长期行动预期的任务要求解决方案能够有效地模拟长时间的时间动态，同时深刻理解行动的固有语义。传统的方法主要依赖于循环单元或Transformer层来获取长期依赖关系，因此在处理这些挑战时往往不足。大型语言模型（llm）具有强大的顺序建模能力和广泛的常识知识，为长期行动预测提供了新的机会。在这项工作中，我们引入了ActionLLM框架，这是一种将视频序列视为连续令牌的新方法，利用llm来预测未来的动作。我们的基线模型通过设置未来令牌、合并动作调优模块和将文本解码器层减少到线性层来简化LLM体系结构，从而实现直接的动作预测，而不需要复杂的指令或冗余的描述。为了进一步利用llm的常识推理，我们预测观察到的框架的动作类别，并使用顺序的文本线索来指导语义理解。此外，我们引入了一个跨模态交互块，旨在探索每种模态的特异性，并捕获视觉和文本模态之间的交互，从而增强多模态调谐。在基准数据集上进行的大量实验证明了所提出的ActionLLM框架的优越性，为在动作预测的背景下探索llm提供了一个有希望的方向。

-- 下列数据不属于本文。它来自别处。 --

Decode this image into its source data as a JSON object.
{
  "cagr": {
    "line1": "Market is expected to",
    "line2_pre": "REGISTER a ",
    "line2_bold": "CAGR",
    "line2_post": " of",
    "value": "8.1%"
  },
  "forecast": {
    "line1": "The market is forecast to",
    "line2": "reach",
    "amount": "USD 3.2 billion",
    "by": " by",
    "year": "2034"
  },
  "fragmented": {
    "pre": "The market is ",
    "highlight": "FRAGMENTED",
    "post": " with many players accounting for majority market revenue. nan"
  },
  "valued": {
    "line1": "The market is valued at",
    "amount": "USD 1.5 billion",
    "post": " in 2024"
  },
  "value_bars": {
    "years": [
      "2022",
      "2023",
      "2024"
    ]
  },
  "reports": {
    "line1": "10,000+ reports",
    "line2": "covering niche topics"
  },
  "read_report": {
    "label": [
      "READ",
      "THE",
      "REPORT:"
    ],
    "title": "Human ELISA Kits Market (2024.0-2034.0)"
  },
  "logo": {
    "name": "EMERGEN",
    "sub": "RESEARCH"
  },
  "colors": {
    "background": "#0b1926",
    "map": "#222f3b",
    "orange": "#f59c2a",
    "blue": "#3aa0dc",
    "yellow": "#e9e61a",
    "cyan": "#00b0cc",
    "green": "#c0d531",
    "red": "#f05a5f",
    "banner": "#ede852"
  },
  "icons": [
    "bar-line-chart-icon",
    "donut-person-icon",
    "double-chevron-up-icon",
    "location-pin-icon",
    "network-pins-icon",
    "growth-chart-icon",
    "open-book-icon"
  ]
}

本文章由计算机程序翻译，如有差异，请以英文原文为准。

查看原文本刊更多论文

Multimodal Large Models are Effective Action Anticipators

The task of long-term action anticipation demands solutions that can effectively model temporal dynamics over extended periods while deeply understanding the inherent semantics of actions. Traditional approaches, which primarily rely on recurrent units or Transformer layers to capture long-term dependencies, often fall short in addressing these challenges. Large Language Models (LLMs), with their robust sequential modeling capabilities and extensive commonsense knowledge, present new opportunities for long-term action anticipation. In this work, we introduce the ActionLLM framework, a novel approach that treats video sequences as successive tokens, leveraging LLMs to anticipate future actions. Our baseline model simplifies the LLM architecture by setting future tokens, incorporating an action tuning module, and reducing the textual decoder layer to a linear layer, enabling straightforward action prediction without the need for complex instructions or redundant descriptions. To further harness the commonsense reasoning of LLMs, we predict action categories for observed frames and use sequential textual clues to guide semantic understanding. In addition, we introduce a Cross-Modality Interaction Block, designed to explore the specificity within each modality and capture interactions between vision and textual modalities, thereby enhancing multimodal tuning. Extensive experiments on benchmark datasets demonstrate the superiority of the proposed ActionLLM framework, encouraging a promising direction to explore LLMs in the context of action anticipation.

求助全文

通过发布文献求助，成功后即可免费获取论文全文。去求助

来源期刊

IEEE Transactions on Multimedia 工程技术-电信学

CiteScore

11.70

自引率

11.00%

发文量

576

审稿时长

5.5 months

期刊介绍： The IEEE Transactions on Multimedia delves into diverse aspects of multimedia technology and applications, covering circuits, networking, signal processing, systems, software, and systems integration. The scope aligns with the Fields of Interest of the sponsors, ensuring a comprehensive exploration of research in multimedia.